The first pieces were by no means not crafted overnight, but the Japanese designer finally rose to the challenge with flying colors, unveiling not just a few items, but an entire collection of clothing and accessories. “It took us more than one year to find a specialist sewing company that could complete the processes of cutting the airbags to the correct panel shapes and then reconnecting them in the patterns for garments,” Ryohei Kawanishi told the Hong Kong daily newspaper.
Comprising bags, hats and jackets, the collection has met with a certain degree of success among the younger generation. And the fashion designer isn’t stopping there. He is already planning to add to this collection with basics for day-to-day wear, and even to test out dyeing of this new kind of fabric, which, for the moment, is only available in white.

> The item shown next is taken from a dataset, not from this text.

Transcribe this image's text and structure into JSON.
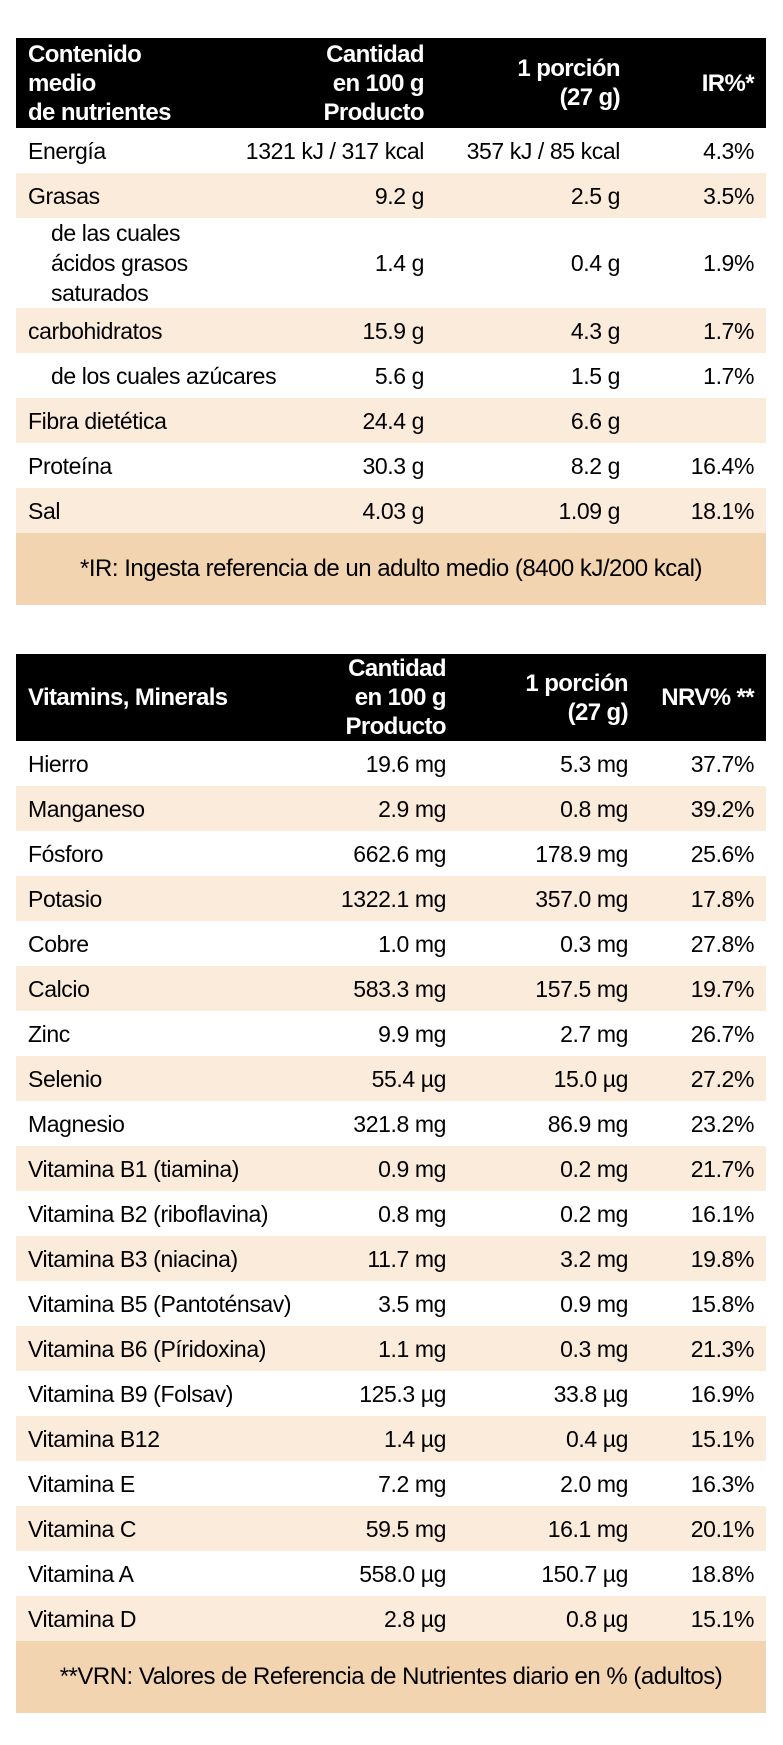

Ryohei Kawanishi is not the only designer to have worked on upcycling car airbags. Back in 2021, Heron Preston also presented a collection, in collaboration with Mercedes, featuring clothing made from the German automaker’s used airbags.
For its part, Hyundai has used airbags, windshields and other materials from its end-of-life vehicles to craft a collection of ready-to-wear clothing for men and women. These experiments all serve to show that solutions exist to significantly reducing waste, which is partly responsible for the environmental impact of two of the most polluting industries.